Assignment: Storing Geographic Data in a Multi-CRS Table

File-based spatial data formats, such as shapefiles, can only store the geometries using a single CRS. Using PostGIS opens up the possibility of storing each feature’s geometry in a different CRS. One use case would be to store each feature in a locally appropriate coordinate system.

For example, the United States covers a large area. In storing data for the United States, you have to choose between using a continental projection (or lat-long coordinates) that would be inappropriate for urban and regional mapping, or choosing locally appropriate projections and transforming to a continental projection when mapping at that scale. In a file-based data format, each of those local projections would need to be in a separate file. In PostGIS, they can all be in one table, and transformed when necessary to a common CRS.

Pennsylvania has two State Plane zones, North and South. For this exercise, you will load the county data from Census layers on the Kropotkin server into a multi-CRS table, and use it in QGIS.
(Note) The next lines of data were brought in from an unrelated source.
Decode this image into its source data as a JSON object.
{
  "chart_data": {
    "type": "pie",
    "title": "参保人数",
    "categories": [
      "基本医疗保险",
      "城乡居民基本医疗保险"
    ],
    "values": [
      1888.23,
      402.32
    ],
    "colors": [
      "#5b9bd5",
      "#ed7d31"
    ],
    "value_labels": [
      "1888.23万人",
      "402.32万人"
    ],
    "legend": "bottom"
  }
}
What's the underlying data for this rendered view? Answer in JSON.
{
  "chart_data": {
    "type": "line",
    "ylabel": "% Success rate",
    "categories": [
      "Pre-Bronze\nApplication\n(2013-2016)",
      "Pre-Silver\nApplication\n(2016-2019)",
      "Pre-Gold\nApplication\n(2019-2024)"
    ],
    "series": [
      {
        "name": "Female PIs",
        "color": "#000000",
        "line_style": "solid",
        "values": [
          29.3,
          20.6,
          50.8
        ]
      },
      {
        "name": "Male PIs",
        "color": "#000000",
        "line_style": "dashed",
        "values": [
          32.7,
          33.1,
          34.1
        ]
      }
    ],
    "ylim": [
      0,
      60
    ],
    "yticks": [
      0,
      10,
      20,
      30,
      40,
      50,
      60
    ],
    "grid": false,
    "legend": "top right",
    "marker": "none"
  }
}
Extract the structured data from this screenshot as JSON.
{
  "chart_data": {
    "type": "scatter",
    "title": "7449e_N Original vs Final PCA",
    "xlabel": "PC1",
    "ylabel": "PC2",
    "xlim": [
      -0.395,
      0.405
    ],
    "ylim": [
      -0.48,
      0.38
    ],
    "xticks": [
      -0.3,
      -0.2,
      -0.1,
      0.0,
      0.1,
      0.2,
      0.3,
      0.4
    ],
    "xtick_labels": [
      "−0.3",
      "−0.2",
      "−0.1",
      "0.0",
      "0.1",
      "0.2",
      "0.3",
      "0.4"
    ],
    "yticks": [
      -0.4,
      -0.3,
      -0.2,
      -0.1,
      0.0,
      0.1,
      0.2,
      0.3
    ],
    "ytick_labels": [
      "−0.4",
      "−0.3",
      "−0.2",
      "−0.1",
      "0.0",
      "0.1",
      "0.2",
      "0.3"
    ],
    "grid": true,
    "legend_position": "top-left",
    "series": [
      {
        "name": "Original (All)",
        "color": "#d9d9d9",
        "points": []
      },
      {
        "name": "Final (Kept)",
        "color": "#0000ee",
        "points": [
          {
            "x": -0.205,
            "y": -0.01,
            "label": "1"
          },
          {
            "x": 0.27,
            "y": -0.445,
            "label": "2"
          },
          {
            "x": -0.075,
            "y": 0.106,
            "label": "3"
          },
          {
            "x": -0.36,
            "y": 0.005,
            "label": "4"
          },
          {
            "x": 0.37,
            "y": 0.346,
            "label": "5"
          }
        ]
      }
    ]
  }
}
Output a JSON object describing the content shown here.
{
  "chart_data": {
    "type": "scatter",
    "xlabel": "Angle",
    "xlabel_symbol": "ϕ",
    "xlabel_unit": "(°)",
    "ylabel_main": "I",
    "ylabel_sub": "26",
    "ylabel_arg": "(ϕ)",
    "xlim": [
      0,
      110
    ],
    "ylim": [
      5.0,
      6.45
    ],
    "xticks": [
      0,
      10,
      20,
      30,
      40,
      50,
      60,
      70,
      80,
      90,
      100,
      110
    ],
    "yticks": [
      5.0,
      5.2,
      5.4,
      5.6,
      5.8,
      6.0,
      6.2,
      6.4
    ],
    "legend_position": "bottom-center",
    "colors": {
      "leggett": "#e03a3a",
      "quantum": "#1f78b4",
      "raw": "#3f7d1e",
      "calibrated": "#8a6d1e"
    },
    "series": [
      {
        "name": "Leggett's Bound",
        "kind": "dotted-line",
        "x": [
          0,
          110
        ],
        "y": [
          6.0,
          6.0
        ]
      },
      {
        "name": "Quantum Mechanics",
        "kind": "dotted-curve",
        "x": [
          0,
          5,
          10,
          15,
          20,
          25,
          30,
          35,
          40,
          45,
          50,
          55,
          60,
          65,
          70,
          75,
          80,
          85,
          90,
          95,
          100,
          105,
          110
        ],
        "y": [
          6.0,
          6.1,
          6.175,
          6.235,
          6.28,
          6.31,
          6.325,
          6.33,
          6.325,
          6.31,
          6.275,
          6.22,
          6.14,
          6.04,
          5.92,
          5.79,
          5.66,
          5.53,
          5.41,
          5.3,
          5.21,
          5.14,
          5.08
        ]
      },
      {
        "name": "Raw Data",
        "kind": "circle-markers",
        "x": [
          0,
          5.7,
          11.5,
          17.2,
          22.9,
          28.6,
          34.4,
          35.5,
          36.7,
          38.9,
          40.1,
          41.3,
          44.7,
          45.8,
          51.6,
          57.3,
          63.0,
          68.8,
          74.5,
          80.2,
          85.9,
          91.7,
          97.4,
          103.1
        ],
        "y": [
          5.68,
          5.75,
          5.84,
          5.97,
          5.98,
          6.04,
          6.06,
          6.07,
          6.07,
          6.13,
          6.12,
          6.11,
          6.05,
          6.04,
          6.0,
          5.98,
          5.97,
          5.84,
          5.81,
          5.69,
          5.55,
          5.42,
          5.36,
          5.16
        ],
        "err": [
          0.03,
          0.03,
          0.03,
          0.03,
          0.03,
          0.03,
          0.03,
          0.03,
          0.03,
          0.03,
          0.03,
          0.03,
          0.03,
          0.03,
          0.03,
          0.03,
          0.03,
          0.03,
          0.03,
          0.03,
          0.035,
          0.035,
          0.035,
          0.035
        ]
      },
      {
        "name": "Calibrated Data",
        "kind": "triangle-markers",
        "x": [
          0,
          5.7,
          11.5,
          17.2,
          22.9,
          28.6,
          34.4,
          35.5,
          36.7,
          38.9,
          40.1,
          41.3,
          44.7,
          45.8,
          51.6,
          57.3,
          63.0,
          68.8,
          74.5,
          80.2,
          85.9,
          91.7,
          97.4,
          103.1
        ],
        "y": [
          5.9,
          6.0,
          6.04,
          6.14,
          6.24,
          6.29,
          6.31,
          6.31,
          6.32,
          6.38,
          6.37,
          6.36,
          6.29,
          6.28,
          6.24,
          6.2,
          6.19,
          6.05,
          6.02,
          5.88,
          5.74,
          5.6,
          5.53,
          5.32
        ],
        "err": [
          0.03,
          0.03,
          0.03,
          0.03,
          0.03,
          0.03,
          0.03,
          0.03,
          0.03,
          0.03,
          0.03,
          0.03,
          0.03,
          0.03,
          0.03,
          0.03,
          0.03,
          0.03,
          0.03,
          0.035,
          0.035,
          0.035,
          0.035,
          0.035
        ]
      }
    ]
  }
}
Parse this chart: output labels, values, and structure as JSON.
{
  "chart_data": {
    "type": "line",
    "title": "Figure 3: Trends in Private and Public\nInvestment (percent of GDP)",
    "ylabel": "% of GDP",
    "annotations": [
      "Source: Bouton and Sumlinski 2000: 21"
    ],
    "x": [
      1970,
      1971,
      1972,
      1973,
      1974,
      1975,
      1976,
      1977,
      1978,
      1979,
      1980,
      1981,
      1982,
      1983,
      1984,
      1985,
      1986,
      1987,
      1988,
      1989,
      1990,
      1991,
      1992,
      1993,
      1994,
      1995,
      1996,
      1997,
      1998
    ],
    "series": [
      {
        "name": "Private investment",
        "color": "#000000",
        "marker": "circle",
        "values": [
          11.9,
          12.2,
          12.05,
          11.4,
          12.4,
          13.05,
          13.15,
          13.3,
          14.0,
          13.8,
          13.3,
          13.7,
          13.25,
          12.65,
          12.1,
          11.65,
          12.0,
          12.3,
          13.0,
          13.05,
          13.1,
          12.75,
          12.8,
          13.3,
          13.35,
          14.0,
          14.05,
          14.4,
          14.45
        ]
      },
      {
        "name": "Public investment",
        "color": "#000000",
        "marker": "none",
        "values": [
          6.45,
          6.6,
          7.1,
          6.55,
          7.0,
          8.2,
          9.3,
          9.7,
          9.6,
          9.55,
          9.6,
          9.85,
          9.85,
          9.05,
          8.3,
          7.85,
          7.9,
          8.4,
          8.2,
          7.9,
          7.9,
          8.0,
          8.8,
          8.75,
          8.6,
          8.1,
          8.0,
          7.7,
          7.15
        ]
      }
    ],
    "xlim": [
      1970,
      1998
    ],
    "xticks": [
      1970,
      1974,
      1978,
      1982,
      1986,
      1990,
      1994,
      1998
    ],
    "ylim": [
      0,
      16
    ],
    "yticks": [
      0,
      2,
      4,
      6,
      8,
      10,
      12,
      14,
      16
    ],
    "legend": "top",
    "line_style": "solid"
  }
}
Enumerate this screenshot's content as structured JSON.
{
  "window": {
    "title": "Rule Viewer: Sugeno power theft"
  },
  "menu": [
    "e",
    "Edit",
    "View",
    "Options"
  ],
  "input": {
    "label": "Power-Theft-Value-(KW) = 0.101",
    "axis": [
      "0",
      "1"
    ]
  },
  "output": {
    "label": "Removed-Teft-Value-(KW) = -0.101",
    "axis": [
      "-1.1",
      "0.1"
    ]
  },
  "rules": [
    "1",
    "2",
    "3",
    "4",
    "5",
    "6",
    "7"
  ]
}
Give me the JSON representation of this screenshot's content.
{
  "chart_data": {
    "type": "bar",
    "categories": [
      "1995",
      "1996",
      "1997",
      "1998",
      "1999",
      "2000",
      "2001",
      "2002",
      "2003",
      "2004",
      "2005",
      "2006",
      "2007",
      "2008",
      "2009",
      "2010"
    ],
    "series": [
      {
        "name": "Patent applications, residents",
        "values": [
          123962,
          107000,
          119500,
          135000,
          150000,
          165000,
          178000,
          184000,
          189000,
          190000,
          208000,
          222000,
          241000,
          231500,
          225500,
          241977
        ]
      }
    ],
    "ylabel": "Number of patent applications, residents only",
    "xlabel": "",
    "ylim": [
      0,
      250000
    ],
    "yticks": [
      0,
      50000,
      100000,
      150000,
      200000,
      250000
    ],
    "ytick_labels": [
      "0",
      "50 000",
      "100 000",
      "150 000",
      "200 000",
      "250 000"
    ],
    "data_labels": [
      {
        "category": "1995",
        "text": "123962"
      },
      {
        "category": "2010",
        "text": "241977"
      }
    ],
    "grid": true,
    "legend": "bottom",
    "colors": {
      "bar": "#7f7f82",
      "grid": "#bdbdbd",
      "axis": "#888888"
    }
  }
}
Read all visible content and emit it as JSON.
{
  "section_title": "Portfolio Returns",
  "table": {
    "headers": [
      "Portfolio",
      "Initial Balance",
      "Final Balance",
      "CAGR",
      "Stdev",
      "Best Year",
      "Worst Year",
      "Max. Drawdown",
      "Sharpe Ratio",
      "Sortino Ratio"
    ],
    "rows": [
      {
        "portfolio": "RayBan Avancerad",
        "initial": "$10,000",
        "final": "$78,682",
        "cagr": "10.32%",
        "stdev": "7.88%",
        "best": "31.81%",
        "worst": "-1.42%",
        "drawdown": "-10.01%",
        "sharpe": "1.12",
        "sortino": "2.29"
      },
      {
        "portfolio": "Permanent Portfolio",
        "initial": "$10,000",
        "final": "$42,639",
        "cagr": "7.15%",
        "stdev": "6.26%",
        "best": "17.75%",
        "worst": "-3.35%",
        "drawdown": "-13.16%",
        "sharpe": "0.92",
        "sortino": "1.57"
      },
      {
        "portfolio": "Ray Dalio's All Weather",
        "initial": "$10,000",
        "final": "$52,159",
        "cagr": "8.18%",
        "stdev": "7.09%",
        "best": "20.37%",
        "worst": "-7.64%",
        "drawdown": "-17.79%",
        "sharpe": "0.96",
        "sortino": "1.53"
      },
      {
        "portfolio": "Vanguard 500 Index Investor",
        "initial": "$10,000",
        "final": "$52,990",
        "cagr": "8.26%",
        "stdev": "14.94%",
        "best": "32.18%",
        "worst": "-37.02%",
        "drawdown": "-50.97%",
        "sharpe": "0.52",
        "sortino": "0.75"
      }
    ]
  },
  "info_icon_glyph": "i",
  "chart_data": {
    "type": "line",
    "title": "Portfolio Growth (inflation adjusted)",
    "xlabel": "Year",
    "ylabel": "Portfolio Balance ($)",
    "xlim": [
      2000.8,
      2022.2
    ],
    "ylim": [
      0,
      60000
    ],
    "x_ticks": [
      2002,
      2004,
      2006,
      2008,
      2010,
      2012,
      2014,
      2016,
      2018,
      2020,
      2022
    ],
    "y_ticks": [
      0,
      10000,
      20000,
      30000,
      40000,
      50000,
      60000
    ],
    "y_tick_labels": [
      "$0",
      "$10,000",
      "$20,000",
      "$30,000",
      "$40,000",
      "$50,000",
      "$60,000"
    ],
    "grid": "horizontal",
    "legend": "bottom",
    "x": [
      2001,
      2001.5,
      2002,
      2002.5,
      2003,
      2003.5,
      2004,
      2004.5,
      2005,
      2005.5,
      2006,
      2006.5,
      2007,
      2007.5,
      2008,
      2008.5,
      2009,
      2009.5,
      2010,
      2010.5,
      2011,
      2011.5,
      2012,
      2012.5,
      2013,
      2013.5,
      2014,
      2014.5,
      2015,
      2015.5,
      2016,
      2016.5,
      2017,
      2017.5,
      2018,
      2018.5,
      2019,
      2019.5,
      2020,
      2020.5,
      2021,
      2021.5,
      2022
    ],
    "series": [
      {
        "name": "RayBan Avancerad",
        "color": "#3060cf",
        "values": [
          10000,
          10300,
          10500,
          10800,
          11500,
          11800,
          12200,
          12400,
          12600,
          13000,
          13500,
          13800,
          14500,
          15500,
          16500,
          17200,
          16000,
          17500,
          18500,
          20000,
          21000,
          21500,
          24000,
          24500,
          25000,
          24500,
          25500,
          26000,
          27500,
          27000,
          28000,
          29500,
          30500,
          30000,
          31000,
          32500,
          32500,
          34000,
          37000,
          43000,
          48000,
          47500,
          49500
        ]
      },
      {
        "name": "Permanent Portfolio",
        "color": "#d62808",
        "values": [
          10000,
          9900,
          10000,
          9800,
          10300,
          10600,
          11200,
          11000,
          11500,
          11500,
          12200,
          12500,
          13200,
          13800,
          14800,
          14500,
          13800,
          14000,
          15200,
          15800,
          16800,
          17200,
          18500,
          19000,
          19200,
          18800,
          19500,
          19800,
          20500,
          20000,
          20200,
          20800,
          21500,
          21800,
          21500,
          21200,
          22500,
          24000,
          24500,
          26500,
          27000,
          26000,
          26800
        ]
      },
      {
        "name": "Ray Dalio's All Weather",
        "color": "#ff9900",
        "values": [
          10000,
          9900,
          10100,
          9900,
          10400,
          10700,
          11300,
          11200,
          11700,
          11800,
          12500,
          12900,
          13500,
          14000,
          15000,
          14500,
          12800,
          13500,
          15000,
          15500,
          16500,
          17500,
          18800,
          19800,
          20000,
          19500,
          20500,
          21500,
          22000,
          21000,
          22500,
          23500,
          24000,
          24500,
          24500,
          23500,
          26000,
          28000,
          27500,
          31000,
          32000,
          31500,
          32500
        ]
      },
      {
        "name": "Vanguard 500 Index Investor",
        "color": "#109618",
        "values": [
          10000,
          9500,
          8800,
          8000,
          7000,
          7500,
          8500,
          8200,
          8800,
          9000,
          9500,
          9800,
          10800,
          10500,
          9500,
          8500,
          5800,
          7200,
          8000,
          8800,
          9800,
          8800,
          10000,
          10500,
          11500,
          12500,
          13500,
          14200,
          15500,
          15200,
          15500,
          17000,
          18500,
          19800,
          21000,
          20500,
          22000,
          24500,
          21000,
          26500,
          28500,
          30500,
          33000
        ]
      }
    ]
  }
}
  1. Download the United States counties shapefile from the Census: https://www2.census.gov/geo/tiger/GENZ2016/shp/cb_2016_us_county_500k.zip. Upload it to your localhost PostGIS server.
  2. Using SQL, delete all counties that are not in Pennsylvania.
  3. Remove the SRID from the geometry column* of the table with the following SQL statement:
    ALTER TABLE scratch.<table>
    ALTER COLUMN geom TYPE geometry(MultiPolygon);
    
  4. Transform the geometry of each county based on whether it falls in Pennsylvania State Plane North or State Plane South. A list of which counties fall in which zone is available at https://gist.github.com/fitnr/10795511. If you are on Temple campus, you can also refer to the table public.county_spzone on Kropotkin.
  5. Add this data to QGIS. Note how it appears in the data selection interface. Note whether there are any problems in loading or displaying the data.

To Turn In

  1. A SQL script in one file with the statements that you ran in steps 2, 3, and 4. (I know I gave you the statement in step 3, but include it in your script anyway. We are trying to get in the habit of keeping the complete workflow in one script file.)
  2. A document with your observations from step 5, and a discussion of the pros and cons of storing geometries with different SRIDs in one database table.